If LSM, SE, and CIs for the outcome in each treatment group are not the appropriate statistics, are the following the appropriate statistics to report on?

  1. The between-treatment differences (or odds ratios etc. for non-continuous outcomes) and their CIs (i.e., only report on the inferential statistics for the effect size)

  2. Observed mean and SD within each treatment group (i.e., descriptive statistics instead of inferential statistics within each treatment group)

  • For example, if one wanted to present the data within each treatment group over time, would simply plotting the observed mean and SD over time by treatment group suffice? Below appears to be a bad example from the FDA showing the LSM and CIs on a per-treatment basis, and using Change From Baseline as the outcome.

I would probably use 3 quartiles over time to be descriptive about central tendency and dispersion. Reserve confidence intervals for differences.

@Stephen Senn has written a good deal about the mainingless of confidence intervals for individual treatments.


the above table is not uncommon unfortunately, I was looking at such a table just this moment. In Senn’s book he makes the point early on, as follows (section 3.3 Defining effects):

The effect of a treatment is not, for example, the difference between the patient’s state after treatment (outcome) and his state before treatment (baseline) although this might under certain circumstances be the way in which we should choose to measure an effect. Actually, in general, this method of comparison with baseline is very poor. For example, we might have a number of patients present with multiple sclerosis. After 10 years’ treatment with a new drug, there is no difference between the current functional state of any of these patients and their state at presentation. If we make the mistake of defining the effect as being the difference between outcome and baseline, then for each of these patients it would follow that there has been zero effect. Of course, since we know patients with multiple sclerosis usually have a progressive worsening, the fact that these did not is a good indication that the drug is effecitive. In fact, in this case we should be very far from believing that the effect was zero.

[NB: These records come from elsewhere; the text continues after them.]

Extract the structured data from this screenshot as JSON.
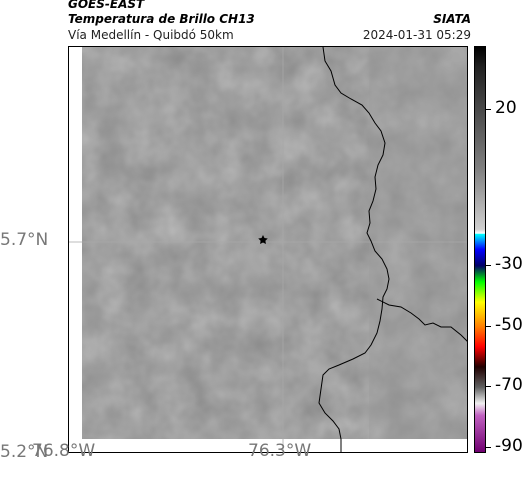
{
  "header": {
    "satellite": "GOES-EAST",
    "product": "Temperatura de Brillo CH13",
    "organization": "SIATA",
    "subtitle": "Vía Medellín - Quibdó 50km",
    "datetime": "2024-01-31 05:29"
  },
  "map": {
    "lat_labels": [
      "5.7°N",
      "5.2°N"
    ],
    "lon_labels": [
      "76.8°W",
      "76.3°W"
    ],
    "marker_icon": "star-icon",
    "field_color": "#8a8a8a",
    "border_color": "#000000",
    "gridline_color": "#b0b0b0"
  },
  "colorbar": {
    "tick_labels": [
      "20",
      "-30",
      "-50",
      "-70",
      "-90"
    ]
  }
}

(i have transcribed it from the text so there may be some errors) People will want to see the kind of plot you show, but emphasis should be given to the difference between groups (however it was prespecified) and annotated onto the figure

edit: regarding the ‘value’ of putting CIs on individual estimates: “It does not matter which field you look at but scientists do not use representative material when constructing experiments. This is so well understood when physics and chemistry are considered that it is not even discussed. But, when human biology is concerned, commentators frequently assume that representativeness would not only be desirable but essential.”